Du 13 juillet au 8 septembre 2013, le Site-Mémorial du camp des Milles programme une exposition Ferdinand Springer. Après quoi, du 25 septembre au 15 décembre 2013, une seconde exposition dont le commissariat est assuré par Juliette Laffon. Cette exposition d'automne est une co-production de Marseille-Provence 2013 et du Site-Mémorial du camp des Milles : elle regoupe Bellmer, Ernst, Springer et Wols au camp des Milles. Un catalogue est publié par les éditions Flammarion (textes de Bernadette Caille, Alain Chouraqui, Juliette Laffon et A. Paire). Simultanément, jusqu'au 31 octobre, la galerie Alain Paire présente rue du Puits Neuf un choix de gravures et d'aquarelles de Ferdinand Springer.

Du jeudi 1 mars au vendredi 23 mars 2012, la galerie avait programmé une exposition Hans Bellmer et les peintres inconnus du Camp des Milles avec le concours de l'Association philatélique du Pays d'Aix. On y découvrait un portrait du capitaine Goruchon exécuté par Bellmer, des oeuvres de Jupp Winter (1904-1983) et d'Olaf Christiansen (1901-1990) ainsi que des travaux non encore identifiés. 

A PROPOS de cette exposition, on peut CONSULTER SUR CE LIEN une VIDEO DE QUATRE MINUTES de la chaîne Mativi-Marseille. 
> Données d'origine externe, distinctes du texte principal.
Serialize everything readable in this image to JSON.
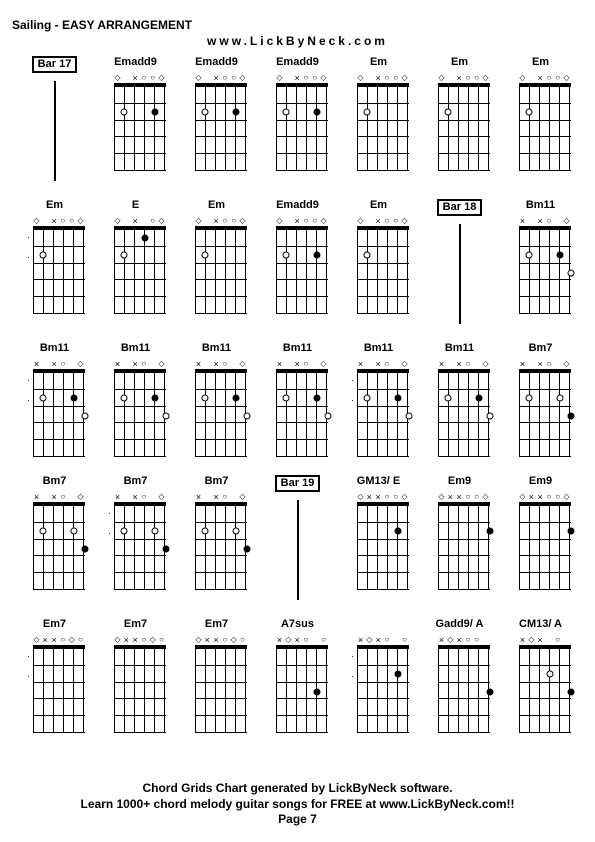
{
  "header": {
    "title": "Sailing - EASY ARRANGEMENT",
    "subtitle": "www.LickByNeck.com"
  },
  "footer": {
    "line1": "Chord Grids Chart generated by LickByNeck software.",
    "line2": "Learn 1000+ chord melody guitar songs for FREE at www.LickByNeck.com!!",
    "page": "Page 7"
  },
  "layout": {
    "cols": 7,
    "rows": 5,
    "board_width": 52,
    "board_height": 88,
    "num_frets": 5,
    "num_strings": 6
  },
  "cells": [
    {
      "type": "bar",
      "label": "Bar 17"
    },
    {
      "type": "chord",
      "name": "Emadd9",
      "nut": [
        "d",
        "",
        "x",
        "o",
        "o",
        "d"
      ],
      "dots": [
        {
          "s": 1,
          "f": 2
        },
        {
          "s": 4,
          "f": 2,
          "filled": true
        }
      ],
      "left": ""
    },
    {
      "type": "chord",
      "name": "Emadd9",
      "nut": [
        "d",
        "",
        "x",
        "o",
        "o",
        "d"
      ],
      "dots": [
        {
          "s": 1,
          "f": 2
        },
        {
          "s": 4,
          "f": 2,
          "filled": true
        }
      ],
      "left": ""
    },
    {
      "type": "chord",
      "name": "Emadd9",
      "nut": [
        "d",
        "",
        "x",
        "o",
        "o",
        "d"
      ],
      "dots": [
        {
          "s": 1,
          "f": 2
        },
        {
          "s": 4,
          "f": 2,
          "filled": true
        }
      ],
      "left": ""
    },
    {
      "type": "chord",
      "name": "Em",
      "nut": [
        "d",
        "",
        "x",
        "o",
        "o",
        "d"
      ],
      "dots": [
        {
          "s": 1,
          "f": 2
        }
      ],
      "left": ""
    },
    {
      "type": "chord",
      "name": "Em",
      "nut": [
        "d",
        "",
        "x",
        "o",
        "o",
        "d"
      ],
      "dots": [
        {
          "s": 1,
          "f": 2
        }
      ],
      "left": ""
    },
    {
      "type": "chord",
      "name": "Em",
      "nut": [
        "d",
        "",
        "x",
        "o",
        "o",
        "d"
      ],
      "dots": [
        {
          "s": 1,
          "f": 2
        }
      ],
      "left": ""
    },
    {
      "type": "chord",
      "name": "Em",
      "nut": [
        "d",
        "",
        "x",
        "o",
        "o",
        "d"
      ],
      "dots": [
        {
          "s": 1,
          "f": 2
        }
      ],
      "left": ":"
    },
    {
      "type": "chord",
      "name": "E",
      "nut": [
        "d",
        "",
        "x",
        "",
        "o",
        "d"
      ],
      "dots": [
        {
          "s": 1,
          "f": 2
        },
        {
          "s": 3,
          "f": 1,
          "filled": true
        }
      ],
      "left": ""
    },
    {
      "type": "chord",
      "name": "Em",
      "nut": [
        "d",
        "",
        "x",
        "o",
        "o",
        "d"
      ],
      "dots": [
        {
          "s": 1,
          "f": 2
        }
      ],
      "left": ""
    },
    {
      "type": "chord",
      "name": "Emadd9",
      "nut": [
        "d",
        "",
        "x",
        "o",
        "o",
        "d"
      ],
      "dots": [
        {
          "s": 1,
          "f": 2
        },
        {
          "s": 4,
          "f": 2,
          "filled": true
        }
      ],
      "left": ""
    },
    {
      "type": "chord",
      "name": "Em",
      "nut": [
        "d",
        "",
        "x",
        "o",
        "o",
        "d"
      ],
      "dots": [
        {
          "s": 1,
          "f": 2
        }
      ],
      "left": ""
    },
    {
      "type": "bar",
      "label": "Bar 18"
    },
    {
      "type": "chord",
      "name": "Bm11",
      "nut": [
        "x",
        "",
        "x",
        "o",
        "",
        "d"
      ],
      "dots": [
        {
          "s": 1,
          "f": 2
        },
        {
          "s": 4,
          "f": 2,
          "filled": true
        },
        {
          "s": 5,
          "f": 3
        }
      ],
      "left": ""
    },
    {
      "type": "chord",
      "name": "Bm11",
      "nut": [
        "x",
        "",
        "x",
        "o",
        "",
        "d"
      ],
      "dots": [
        {
          "s": 1,
          "f": 2
        },
        {
          "s": 4,
          "f": 2,
          "filled": true
        },
        {
          "s": 5,
          "f": 3
        }
      ],
      "left": ":"
    },
    {
      "type": "chord",
      "name": "Bm11",
      "nut": [
        "x",
        "",
        "x",
        "o",
        "",
        "d"
      ],
      "dots": [
        {
          "s": 1,
          "f": 2
        },
        {
          "s": 4,
          "f": 2,
          "filled": true
        },
        {
          "s": 5,
          "f": 3
        }
      ],
      "left": ""
    },
    {
      "type": "chord",
      "name": "Bm11",
      "nut": [
        "x",
        "",
        "x",
        "o",
        "",
        "d"
      ],
      "dots": [
        {
          "s": 1,
          "f": 2
        },
        {
          "s": 4,
          "f": 2,
          "filled": true
        },
        {
          "s": 5,
          "f": 3
        }
      ],
      "left": ""
    },
    {
      "type": "chord",
      "name": "Bm11",
      "nut": [
        "x",
        "",
        "x",
        "o",
        "",
        "d"
      ],
      "dots": [
        {
          "s": 1,
          "f": 2
        },
        {
          "s": 4,
          "f": 2,
          "filled": true
        },
        {
          "s": 5,
          "f": 3
        }
      ],
      "left": ""
    },
    {
      "type": "chord",
      "name": "Bm11",
      "nut": [
        "x",
        "",
        "x",
        "o",
        "",
        "d"
      ],
      "dots": [
        {
          "s": 1,
          "f": 2
        },
        {
          "s": 4,
          "f": 2,
          "filled": true
        },
        {
          "s": 5,
          "f": 3
        }
      ],
      "left": ":"
    },
    {
      "type": "chord",
      "name": "Bm11",
      "nut": [
        "x",
        "",
        "x",
        "o",
        "",
        "d"
      ],
      "dots": [
        {
          "s": 1,
          "f": 2
        },
        {
          "s": 4,
          "f": 2,
          "filled": true
        },
        {
          "s": 5,
          "f": 3
        }
      ],
      "left": ""
    },
    {
      "type": "chord",
      "name": "Bm7",
      "nut": [
        "x",
        "",
        "x",
        "o",
        "",
        "d"
      ],
      "dots": [
        {
          "s": 1,
          "f": 2
        },
        {
          "s": 4,
          "f": 2
        },
        {
          "s": 5,
          "f": 3,
          "filled": true
        }
      ],
      "left": ""
    },
    {
      "type": "chord",
      "name": "Bm7",
      "nut": [
        "x",
        "",
        "x",
        "o",
        "",
        "d"
      ],
      "dots": [
        {
          "s": 1,
          "f": 2
        },
        {
          "s": 4,
          "f": 2
        },
        {
          "s": 5,
          "f": 3,
          "filled": true
        }
      ],
      "left": ""
    },
    {
      "type": "chord",
      "name": "Bm7",
      "nut": [
        "x",
        "",
        "x",
        "o",
        "",
        "d"
      ],
      "dots": [
        {
          "s": 1,
          "f": 2
        },
        {
          "s": 4,
          "f": 2
        },
        {
          "s": 5,
          "f": 3,
          "filled": true
        }
      ],
      "left": ":"
    },
    {
      "type": "chord",
      "name": "Bm7",
      "nut": [
        "x",
        "",
        "x",
        "o",
        "",
        "d"
      ],
      "dots": [
        {
          "s": 1,
          "f": 2
        },
        {
          "s": 4,
          "f": 2
        },
        {
          "s": 5,
          "f": 3,
          "filled": true
        }
      ],
      "left": ""
    },
    {
      "type": "bar",
      "label": "Bar 19"
    },
    {
      "type": "chord",
      "name": "GM13/ E",
      "nut": [
        "d",
        "x",
        "x",
        "o",
        "o",
        "d"
      ],
      "dots": [
        {
          "s": 4,
          "f": 2,
          "filled": true
        }
      ],
      "left": ""
    },
    {
      "type": "chord",
      "name": "Em9",
      "nut": [
        "d",
        "x",
        "x",
        "o",
        "o",
        "d"
      ],
      "dots": [
        {
          "s": 5,
          "f": 2,
          "filled": true
        }
      ],
      "left": ""
    },
    {
      "type": "chord",
      "name": "Em9",
      "nut": [
        "d",
        "x",
        "x",
        "o",
        "o",
        "d"
      ],
      "dots": [
        {
          "s": 5,
          "f": 2,
          "filled": true
        }
      ],
      "left": ""
    },
    {
      "type": "chord",
      "name": "Em7",
      "nut": [
        "d",
        "x",
        "x",
        "o",
        "d",
        "o"
      ],
      "dots": [],
      "left": ":"
    },
    {
      "type": "chord",
      "name": "Em7",
      "nut": [
        "d",
        "x",
        "x",
        "o",
        "d",
        "o"
      ],
      "dots": [],
      "left": ""
    },
    {
      "type": "chord",
      "name": "Em7",
      "nut": [
        "d",
        "x",
        "x",
        "o",
        "d",
        "o"
      ],
      "dots": [],
      "left": ""
    },
    {
      "type": "chord",
      "name": "A7sus",
      "nut": [
        "x",
        "d",
        "x",
        "o",
        "",
        "o"
      ],
      "dots": [
        {
          "s": 4,
          "f": 3,
          "filled": true
        }
      ],
      "left": ""
    },
    {
      "type": "chord",
      "name": "",
      "nut": [
        "x",
        "d",
        "x",
        "o",
        "",
        "o"
      ],
      "dots": [
        {
          "s": 4,
          "f": 2,
          "filled": true
        }
      ],
      "left": ":"
    },
    {
      "type": "chord",
      "name": "Gadd9/ A",
      "nut": [
        "x",
        "d",
        "x",
        "o",
        "o",
        ""
      ],
      "dots": [
        {
          "s": 5,
          "f": 3,
          "filled": true
        }
      ],
      "left": ""
    },
    {
      "type": "chord",
      "name": "CM13/ A",
      "nut": [
        "x",
        "d",
        "x",
        "",
        "o",
        ""
      ],
      "dots": [
        {
          "s": 3,
          "f": 2
        },
        {
          "s": 5,
          "f": 3,
          "filled": true
        }
      ],
      "left": ""
    }
  ]
}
Une version plus courte de cet article était publiée dans le catalogue de la galerie d'art du Cg 13 (éditions Actes-Sud, 1997) pour l'exposition Des peintres au camp des Milles. Jacques Grandjonc et Michel Bepoix m'avaient demandé pour ce catalogue des textes à propos de Wols et de Leo Marchutz. Dans cette publication, articles de Laurence Bertrand-Dorléac, Jean-Michel Royer et Doris Obschernitzki.